Долгое эхо любви - стр. 18
Я гордилась своим отцом. Он был красивым человеком, форма ему шла, он носил ее уверенно, как и многие мужчины тех лет, считавшие, что это единственно достойная одежда. Мне казалось: вот сейчас мы войдем в кабинет директора, папа скажет какие-то веские слова, и директор не сможет ему отказать, меня примут даже без экзаменов.
Вошли… О директоре, Семене Михайловиче Ткаченко, среди абитуриентов и студентов ходили легенды – и грозный, и неприветливый. А тут из-за стола поднялся очень импозантный улыбающийся человек, скользнул взглядом по наградам отца, шаркнул ножкой и почтительно осведомился:
– Чем могу быть полезен?
Лишь много позже я поняла, что у такого института директор должен быть актером – он умел держаться по-разному.
– Объясните, пожалуйста, моей глупой дочери, что ей не следует поступать в ваш институт, – произнес отец.
У Семена Михайловича вытянулось лицо. Впервые к нему обращались с просьбой не принять дочь в институт, а, наоборот, отказать ей. А мои чувства вообще невозможно описать. Хрустальная мечта на глазах разлетелась вдребезги. У меня слезы брызнули градом. Я пулей вылетела из директорского кабинета…
Вечером я объявила отцу, что вообще нигде учиться не буду. Внешне спокойный, он ответил:
– Как хочешь. Мы поедем в Дрезден.
Отец умел быть непреклонным.
Ничего хорошего в моем упрямстве не было, это я поняла позже. А тогда я просто была обижена на весь белый свет.
Отец всю семью осенью увез в Дрезден, где служил в госпитале. Уже начался учебный год, и я ходила в десятый класс школы для детей военнослужащих.

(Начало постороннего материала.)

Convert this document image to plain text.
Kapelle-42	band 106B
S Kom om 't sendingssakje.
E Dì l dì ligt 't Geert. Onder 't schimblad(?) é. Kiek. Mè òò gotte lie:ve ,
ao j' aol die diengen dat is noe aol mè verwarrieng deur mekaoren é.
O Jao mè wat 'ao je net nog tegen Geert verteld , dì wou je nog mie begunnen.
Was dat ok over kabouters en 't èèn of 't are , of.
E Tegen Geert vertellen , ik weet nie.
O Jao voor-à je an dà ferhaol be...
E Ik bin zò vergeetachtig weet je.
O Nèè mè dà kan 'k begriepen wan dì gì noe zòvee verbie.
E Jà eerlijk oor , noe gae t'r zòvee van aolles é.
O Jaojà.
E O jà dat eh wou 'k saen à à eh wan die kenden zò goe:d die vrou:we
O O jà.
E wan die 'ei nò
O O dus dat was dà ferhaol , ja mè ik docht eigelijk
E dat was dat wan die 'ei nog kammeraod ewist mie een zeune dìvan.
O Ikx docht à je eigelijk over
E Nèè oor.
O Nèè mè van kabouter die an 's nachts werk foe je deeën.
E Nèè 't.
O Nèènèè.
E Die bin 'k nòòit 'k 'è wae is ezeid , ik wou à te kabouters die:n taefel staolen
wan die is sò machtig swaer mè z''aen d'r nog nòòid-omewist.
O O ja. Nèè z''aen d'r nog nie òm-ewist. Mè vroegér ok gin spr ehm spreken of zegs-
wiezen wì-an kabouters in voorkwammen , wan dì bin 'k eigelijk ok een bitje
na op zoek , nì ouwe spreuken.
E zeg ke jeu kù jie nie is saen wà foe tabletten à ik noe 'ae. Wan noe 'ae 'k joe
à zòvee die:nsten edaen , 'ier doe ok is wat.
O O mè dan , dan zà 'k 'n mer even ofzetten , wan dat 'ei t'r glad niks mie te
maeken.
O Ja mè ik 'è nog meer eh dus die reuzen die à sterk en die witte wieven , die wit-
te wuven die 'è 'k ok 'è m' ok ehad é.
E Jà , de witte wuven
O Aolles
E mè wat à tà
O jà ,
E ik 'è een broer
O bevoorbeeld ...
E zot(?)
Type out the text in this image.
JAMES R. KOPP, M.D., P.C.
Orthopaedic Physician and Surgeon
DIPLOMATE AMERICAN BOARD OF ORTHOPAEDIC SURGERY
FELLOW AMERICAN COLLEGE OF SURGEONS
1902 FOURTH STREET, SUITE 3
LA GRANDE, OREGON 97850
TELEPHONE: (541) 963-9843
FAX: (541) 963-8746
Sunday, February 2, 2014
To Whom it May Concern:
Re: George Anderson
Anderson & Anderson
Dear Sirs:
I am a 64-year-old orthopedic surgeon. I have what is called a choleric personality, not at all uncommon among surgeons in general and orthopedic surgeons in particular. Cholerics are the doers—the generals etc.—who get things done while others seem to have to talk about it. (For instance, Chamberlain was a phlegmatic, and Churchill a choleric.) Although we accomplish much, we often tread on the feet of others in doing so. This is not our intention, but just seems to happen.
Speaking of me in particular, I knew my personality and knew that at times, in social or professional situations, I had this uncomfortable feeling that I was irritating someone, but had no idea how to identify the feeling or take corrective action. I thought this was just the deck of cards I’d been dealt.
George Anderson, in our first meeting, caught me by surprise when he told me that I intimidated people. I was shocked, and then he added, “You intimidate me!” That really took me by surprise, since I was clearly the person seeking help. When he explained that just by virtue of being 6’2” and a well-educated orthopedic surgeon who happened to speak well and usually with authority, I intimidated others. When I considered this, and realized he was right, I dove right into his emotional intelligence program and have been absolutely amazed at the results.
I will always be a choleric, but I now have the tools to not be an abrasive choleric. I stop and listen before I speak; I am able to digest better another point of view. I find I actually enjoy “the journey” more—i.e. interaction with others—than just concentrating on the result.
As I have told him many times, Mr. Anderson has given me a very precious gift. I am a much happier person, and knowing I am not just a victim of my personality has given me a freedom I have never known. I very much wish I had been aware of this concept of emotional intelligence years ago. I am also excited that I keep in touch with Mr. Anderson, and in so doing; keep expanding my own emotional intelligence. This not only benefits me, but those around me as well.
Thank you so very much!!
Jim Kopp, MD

Я, видевшая в госпиталях столько смертей, крови и боли, с трудом приучала себя не смотреть на немцев как на врагов. Один из уроков всепрощения преподала мне мама. Квартиры нашего дома время от времени обходил пожилой немец в заштопанном костюмчике. Он собирал подаяние. И мама моя, у которой были расстреляны гитлеровцами мать и сестра, всегда ему что-нибудь давала – немного денег или еды. Немец ходил с портфелем, куда складывал все, что ему удалось собрать, чтобы никто не узнал, что он просит милостыню: это запрещалось.
Я многое забыла из своей дрезденской жизни, а этого немца помню – всегда чистенький, аккуратненький, словно весь заштопанный…
Отца из Дрездена перевели служить в Вильнюс. Он был совершенно безотказным человеком – ехал туда, куда его посылали, не хитрил, не выгадывал.
Мама, я и сестричка возвратились в Нежин, где у нас была квартира. Ведь по правилам тех лет квартиры военнослужащих или уезжавших за границу «бронировались». Они опечатывались и ожидали своих хозяев.